Arthur Carlson | |
---|---|
WKRP in Cincinnati character | |
Portrayed by | Gordon Jump |
Information | |
Aliases | The Big Guy |
Gender | Male |
Occupation | General Manager of WKRP |
Nationality | American |
Arthur Carlson, aka "The Big Guy" is a fictional character on the television situation comedy WKRP in Cincinnati (1978–82), the general manager of the low-rated Cincinnati radio station WKRP. The character was also a regular on the "revival" series, The New WKRP in Cincinnati (1991–93), still working as general manager of WKRP. He was played by Gordon Jump in both shows.
Mr. Carlson is a well-meaning, bumbling, childlike man who is completely out of touch with the changes that have occurred in the radio and music business. He keeps his job as general manager of WKRP only because his mother, Lillian Carlson, better known as "Mama Carlson", owns the station. Unbeknownst to him, his mother has set up WKRP as a tax write-off that is intended to lose money, and she keeps him at the station not because she wants him to succeed but because she expects him to fail.
Flashbacks in the episode "Bah, Humbug" reveal that Mr. Carlson joined WKRP as sales manager in the early 1950s. When his mother fired the previous station manager for being too generous to the employees, Arthur got his job. With the rise of rock n' roll music, WKRP's "beautiful music" format became outdated and a sure money-loser, appealing only to senior citizens.
In the pilot of WKRP, the new program director, Andy Travis, convinces Mr. Carlson that switching the format to rock n' roll might make the station successful and profitable; Mr. Carlson, who wants desperately to prove to his mother that he can be a success, goes along with the change and even gets the nerve to defend Andy's changes to his mother. Only when Arthur shows that much backbone does his mother relent and keep to the format change.
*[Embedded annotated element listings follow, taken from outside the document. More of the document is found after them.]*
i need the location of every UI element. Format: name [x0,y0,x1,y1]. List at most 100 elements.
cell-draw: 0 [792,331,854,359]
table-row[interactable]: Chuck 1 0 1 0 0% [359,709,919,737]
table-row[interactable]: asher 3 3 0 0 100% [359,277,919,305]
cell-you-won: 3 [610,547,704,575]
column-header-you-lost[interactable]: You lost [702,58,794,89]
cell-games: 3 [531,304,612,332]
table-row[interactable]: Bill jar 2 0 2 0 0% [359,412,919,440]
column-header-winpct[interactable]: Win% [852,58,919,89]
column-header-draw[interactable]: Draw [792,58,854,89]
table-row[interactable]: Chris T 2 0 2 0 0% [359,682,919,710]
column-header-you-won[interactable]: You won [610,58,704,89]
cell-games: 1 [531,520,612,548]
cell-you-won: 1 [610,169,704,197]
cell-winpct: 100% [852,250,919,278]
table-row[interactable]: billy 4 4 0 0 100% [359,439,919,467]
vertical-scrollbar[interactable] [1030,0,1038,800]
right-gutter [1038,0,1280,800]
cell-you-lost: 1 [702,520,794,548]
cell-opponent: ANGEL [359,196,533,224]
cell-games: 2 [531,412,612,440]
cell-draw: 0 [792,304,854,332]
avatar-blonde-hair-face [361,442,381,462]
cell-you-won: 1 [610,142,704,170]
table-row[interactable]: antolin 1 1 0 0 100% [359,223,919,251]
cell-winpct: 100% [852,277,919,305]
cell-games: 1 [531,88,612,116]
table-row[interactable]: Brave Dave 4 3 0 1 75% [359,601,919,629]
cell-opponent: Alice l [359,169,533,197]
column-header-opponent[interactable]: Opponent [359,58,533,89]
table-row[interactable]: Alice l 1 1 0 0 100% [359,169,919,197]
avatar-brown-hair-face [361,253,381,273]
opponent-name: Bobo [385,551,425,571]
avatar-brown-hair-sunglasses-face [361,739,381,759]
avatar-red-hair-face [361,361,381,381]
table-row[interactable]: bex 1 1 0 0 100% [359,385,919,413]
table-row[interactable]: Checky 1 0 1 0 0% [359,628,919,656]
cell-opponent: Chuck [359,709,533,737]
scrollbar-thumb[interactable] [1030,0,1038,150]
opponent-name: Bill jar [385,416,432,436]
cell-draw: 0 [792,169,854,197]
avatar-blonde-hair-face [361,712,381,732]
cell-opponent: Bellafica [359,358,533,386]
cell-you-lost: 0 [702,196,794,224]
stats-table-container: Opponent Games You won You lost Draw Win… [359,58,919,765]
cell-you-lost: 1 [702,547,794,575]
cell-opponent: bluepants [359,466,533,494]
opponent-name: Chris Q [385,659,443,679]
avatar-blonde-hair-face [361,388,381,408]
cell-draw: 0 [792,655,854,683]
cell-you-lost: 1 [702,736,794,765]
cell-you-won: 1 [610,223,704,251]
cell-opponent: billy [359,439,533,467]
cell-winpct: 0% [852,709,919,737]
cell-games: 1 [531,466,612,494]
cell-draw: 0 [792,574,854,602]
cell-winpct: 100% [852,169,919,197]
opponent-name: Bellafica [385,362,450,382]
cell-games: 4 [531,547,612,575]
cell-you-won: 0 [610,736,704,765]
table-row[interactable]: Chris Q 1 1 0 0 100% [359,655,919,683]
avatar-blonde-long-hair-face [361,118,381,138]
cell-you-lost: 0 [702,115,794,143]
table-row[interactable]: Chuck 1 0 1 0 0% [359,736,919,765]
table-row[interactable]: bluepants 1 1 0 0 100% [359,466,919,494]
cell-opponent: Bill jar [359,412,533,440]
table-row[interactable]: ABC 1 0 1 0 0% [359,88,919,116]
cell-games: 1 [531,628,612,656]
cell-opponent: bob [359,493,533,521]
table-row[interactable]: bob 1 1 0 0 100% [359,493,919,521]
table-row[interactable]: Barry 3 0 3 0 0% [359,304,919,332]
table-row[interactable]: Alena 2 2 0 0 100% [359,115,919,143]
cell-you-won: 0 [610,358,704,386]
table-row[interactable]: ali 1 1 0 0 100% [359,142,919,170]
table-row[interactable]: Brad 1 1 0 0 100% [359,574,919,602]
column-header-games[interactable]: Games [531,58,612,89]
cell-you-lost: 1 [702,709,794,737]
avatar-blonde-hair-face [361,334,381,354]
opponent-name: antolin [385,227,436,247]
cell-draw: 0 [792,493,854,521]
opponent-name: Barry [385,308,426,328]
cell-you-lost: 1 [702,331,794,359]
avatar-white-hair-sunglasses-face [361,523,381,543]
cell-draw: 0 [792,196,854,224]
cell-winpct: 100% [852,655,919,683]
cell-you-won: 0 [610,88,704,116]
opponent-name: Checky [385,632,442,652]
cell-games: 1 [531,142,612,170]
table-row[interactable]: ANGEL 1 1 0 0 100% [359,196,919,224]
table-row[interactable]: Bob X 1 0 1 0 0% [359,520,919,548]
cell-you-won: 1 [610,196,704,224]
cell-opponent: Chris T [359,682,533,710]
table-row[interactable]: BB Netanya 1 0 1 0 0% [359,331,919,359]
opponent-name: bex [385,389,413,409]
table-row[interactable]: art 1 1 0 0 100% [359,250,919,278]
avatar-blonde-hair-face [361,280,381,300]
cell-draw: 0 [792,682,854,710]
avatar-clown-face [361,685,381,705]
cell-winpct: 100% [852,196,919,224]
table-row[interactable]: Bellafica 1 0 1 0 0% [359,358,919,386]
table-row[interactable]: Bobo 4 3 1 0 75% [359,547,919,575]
Though he accepts the format change, Mr. Carlson is not a fan of rock n' roll music (though he does admit to Andy that he likes Crosby, Stills and Nash), and frequently does not even listen to his own station because he doesn't enjoy the songs or the modern, with-it styles of the disc jockeys. As the series goes on, however, Mr. Carlson becomes more accepting of the format and the changing cultural trends. In the episode "In Concert," after eleven kids are trampled to death at a concert by The Who (based on a real-life incident that happened in Cincinnati in 1979), the staff fears that Mr. Carlson, who feels guilty about having helped to promote the concert, will change their format back to "elevator music." But Mr. Carlson, who was at the concert and actually found himself enjoying the music (before he learned what happened), understands that the stadium's first-come, first-served seating was to blame for the tragedy, and not the band or the music. "We're a rock n' roll station," he declares, "and we're going to stay a rock n' roll station."